Silenced but exonerated, Galileo confined himself for the next several years to the safe application of his great discoveries, such as using the moons of Jupiter to solve the problem of finding longitude at sea – especially as success might win him the lucrative prize offered by the king of Spain – and studying the companion bodies of Saturn to try to determine their true size and shape.
On 4 October, the feast day of Saint Francis of Assisi, Galileo heard his elder daughter profess her vows at the Convent of San Matteo in Arcetri, about a mile from Florence, where she had already lived for three years. It is possible that when Galileo first arranged for his girls’ entry into the convent, he had only their immediate future in mind, and not a lifetime plan. Nevertheless, no husbands had been found.
The form of life of the Order of the Poor Sisters which the blessed Francis founded is this: to observe the holy Gospel of our Lord Jesus Christ, by living in obedience, without anything of one’s own, and in chastity.
THE RULE OF SAINT CLARE, chapter I
At the ceremony of her investiture Virginia relinquished her given name to be known henceforward as Suor Maria Celeste – the name God had chosen for her and whispered in her heart.

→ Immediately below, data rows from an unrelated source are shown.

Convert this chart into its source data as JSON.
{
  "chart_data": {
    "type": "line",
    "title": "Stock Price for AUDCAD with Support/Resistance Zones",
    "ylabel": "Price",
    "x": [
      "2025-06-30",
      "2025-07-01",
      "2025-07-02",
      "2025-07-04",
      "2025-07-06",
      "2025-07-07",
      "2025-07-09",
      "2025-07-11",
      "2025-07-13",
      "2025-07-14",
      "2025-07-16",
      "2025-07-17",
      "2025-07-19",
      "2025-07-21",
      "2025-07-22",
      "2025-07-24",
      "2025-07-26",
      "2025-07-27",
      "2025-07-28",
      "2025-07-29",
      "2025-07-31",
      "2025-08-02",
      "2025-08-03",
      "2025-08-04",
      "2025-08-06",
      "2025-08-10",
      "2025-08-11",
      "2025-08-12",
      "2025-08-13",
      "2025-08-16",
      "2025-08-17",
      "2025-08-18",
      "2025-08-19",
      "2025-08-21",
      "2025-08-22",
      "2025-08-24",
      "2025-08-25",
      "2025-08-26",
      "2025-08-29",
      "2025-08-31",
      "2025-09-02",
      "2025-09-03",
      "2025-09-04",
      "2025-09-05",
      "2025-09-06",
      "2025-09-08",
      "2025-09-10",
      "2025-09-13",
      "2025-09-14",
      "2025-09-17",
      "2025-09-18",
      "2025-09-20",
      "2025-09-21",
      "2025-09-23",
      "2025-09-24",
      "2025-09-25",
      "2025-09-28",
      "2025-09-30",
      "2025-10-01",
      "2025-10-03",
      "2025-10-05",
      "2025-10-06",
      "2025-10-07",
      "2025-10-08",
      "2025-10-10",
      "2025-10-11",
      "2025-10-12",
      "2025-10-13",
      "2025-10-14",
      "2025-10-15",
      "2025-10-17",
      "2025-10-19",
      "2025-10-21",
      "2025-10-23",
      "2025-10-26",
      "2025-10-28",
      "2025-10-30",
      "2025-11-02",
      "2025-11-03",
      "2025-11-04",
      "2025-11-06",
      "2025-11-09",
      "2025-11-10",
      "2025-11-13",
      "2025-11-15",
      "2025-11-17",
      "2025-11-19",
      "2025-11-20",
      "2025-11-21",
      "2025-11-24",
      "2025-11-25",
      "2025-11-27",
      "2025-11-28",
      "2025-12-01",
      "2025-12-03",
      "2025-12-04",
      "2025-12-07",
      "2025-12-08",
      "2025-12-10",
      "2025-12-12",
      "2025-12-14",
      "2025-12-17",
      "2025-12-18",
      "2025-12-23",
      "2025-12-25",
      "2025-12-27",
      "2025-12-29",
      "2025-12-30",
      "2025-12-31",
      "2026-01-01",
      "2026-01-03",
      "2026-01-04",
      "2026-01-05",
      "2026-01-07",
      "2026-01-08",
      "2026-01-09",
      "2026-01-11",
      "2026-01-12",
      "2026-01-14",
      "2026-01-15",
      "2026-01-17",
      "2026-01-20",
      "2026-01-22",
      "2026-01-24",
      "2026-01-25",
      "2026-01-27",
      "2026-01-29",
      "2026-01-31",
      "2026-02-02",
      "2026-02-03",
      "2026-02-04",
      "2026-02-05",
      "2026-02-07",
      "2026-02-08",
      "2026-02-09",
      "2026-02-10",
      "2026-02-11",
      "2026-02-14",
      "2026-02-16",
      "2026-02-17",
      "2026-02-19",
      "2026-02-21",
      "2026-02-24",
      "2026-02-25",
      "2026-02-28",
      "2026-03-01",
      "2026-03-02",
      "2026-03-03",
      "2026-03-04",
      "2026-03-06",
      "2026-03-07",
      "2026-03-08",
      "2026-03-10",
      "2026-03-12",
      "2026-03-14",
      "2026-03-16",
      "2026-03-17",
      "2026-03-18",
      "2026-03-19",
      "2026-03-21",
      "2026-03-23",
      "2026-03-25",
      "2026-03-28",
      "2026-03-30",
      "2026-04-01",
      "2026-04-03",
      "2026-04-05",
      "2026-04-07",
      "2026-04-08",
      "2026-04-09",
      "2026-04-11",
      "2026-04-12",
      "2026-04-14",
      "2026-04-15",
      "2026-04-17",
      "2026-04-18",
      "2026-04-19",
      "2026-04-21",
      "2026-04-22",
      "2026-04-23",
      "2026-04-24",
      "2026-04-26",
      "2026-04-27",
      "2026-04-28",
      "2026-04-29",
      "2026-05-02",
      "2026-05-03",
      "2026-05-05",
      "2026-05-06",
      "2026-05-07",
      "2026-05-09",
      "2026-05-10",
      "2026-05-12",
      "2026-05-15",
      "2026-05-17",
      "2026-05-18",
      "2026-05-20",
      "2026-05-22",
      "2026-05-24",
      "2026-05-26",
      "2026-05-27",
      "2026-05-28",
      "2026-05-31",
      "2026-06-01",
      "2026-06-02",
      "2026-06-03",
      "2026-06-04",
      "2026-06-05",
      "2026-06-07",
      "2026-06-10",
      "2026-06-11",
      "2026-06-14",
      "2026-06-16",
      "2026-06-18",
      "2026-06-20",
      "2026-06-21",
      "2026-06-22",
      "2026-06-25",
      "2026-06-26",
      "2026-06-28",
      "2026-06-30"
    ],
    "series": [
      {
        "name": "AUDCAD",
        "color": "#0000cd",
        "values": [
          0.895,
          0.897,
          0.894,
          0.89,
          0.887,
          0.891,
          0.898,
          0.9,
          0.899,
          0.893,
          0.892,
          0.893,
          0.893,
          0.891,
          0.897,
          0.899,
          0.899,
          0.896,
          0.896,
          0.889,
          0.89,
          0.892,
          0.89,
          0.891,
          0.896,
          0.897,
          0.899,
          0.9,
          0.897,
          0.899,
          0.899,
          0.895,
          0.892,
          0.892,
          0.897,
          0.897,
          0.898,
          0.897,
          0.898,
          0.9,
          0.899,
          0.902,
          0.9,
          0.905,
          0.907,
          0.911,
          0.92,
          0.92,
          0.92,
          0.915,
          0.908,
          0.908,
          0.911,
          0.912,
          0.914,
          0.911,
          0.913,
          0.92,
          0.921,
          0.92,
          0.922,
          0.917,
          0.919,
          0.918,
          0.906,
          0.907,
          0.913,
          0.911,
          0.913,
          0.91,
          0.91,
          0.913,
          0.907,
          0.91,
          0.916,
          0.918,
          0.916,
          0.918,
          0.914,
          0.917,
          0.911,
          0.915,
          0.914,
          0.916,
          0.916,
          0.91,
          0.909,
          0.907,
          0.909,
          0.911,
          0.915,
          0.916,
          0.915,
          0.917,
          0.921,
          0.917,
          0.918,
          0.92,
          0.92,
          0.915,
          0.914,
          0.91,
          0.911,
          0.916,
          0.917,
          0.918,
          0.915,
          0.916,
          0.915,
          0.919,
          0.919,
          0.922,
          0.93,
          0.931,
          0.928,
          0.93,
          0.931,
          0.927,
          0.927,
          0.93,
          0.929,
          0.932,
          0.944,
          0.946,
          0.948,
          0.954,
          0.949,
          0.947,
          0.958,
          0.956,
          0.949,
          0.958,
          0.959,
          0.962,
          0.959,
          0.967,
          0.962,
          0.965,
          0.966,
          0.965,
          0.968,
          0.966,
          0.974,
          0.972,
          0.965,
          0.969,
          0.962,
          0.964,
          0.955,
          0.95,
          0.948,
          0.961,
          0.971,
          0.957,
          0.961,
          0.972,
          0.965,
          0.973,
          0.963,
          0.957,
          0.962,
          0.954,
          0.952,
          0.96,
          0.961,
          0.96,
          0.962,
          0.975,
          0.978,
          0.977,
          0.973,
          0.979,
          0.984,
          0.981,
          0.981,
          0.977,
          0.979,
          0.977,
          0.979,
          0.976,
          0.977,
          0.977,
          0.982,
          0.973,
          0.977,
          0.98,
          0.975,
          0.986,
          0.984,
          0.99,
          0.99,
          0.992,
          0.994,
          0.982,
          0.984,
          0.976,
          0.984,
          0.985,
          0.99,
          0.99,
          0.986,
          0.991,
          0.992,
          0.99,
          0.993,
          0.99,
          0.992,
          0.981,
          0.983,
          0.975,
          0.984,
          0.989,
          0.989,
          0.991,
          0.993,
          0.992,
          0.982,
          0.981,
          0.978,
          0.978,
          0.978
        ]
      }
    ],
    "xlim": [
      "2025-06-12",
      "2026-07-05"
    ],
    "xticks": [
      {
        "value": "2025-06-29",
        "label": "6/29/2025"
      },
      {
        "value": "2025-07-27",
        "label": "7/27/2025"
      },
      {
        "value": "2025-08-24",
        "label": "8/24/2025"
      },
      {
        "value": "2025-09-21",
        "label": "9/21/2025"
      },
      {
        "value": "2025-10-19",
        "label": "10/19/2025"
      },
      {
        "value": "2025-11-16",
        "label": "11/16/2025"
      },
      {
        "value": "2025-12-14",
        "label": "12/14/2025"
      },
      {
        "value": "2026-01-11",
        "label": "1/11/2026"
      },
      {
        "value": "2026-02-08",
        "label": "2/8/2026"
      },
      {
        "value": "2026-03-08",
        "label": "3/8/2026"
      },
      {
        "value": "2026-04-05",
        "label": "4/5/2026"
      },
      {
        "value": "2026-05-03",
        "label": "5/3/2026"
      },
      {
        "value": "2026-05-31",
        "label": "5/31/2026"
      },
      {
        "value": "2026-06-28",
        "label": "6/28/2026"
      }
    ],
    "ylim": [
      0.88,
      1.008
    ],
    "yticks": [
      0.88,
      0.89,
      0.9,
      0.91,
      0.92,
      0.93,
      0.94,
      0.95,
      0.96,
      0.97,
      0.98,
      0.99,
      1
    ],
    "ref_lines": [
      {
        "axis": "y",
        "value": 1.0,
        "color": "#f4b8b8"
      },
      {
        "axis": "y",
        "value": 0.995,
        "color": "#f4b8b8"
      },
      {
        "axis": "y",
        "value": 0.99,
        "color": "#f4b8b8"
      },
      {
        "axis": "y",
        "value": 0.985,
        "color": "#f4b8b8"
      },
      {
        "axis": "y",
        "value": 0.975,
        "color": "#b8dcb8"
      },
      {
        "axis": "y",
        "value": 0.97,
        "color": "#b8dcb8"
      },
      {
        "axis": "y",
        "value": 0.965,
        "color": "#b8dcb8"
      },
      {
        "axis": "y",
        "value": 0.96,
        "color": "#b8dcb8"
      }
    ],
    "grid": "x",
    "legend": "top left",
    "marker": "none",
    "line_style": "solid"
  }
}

From then on, it shall not be permitted her to go outside the monastery.
THE RULE OF SAINT CLARE, chapter II
The next autumn, on 28 October 1617, Livia followed her sister to become Suor Arcangela. Both girls would spend the rest of their lives at San Matteo.
He Himself deigned and willed to be placed in a sepulchre of stone. And it pleased Him to be so entombed for forty hours. So, my dear Sisters, you follow Him. For after obedience, poverty and pure chastity, you have holy enclosure to hold on to, enclosure in which you can live for forty years either more or less, and in which you will die. You are, therefore, already now in your sepulchre of stone, that is, your vowed enclosure.
THE TESTAMENT OF SAINT COLETTE
In a desultory manner, Galileo continued to share his abortive theory on the tides with friends in Italy and abroad. ‘I send you a treatise on the causes of the tides’, Galileo replied in 1618 to a request from Austrian archduke Leopold for a sample of his work, ‘which I wrote at the time when the theologians were thinking of prohibiting Copernicus’s book and the doctrine enounced therein, which I then held to be true, until it pleased those gentlemen to prohibit the work and to declare the opinion to be false and contrary to Scripture. Now, knowing as I do that it behooves us to obey the decisions of the authorities and to believe them, since they are guided by a higher insight than any to which my humble mind can of itself attain, I consider this treatise which I send you to be merely a poetical conceit, or a dream…this fancy of mine…this chimera.’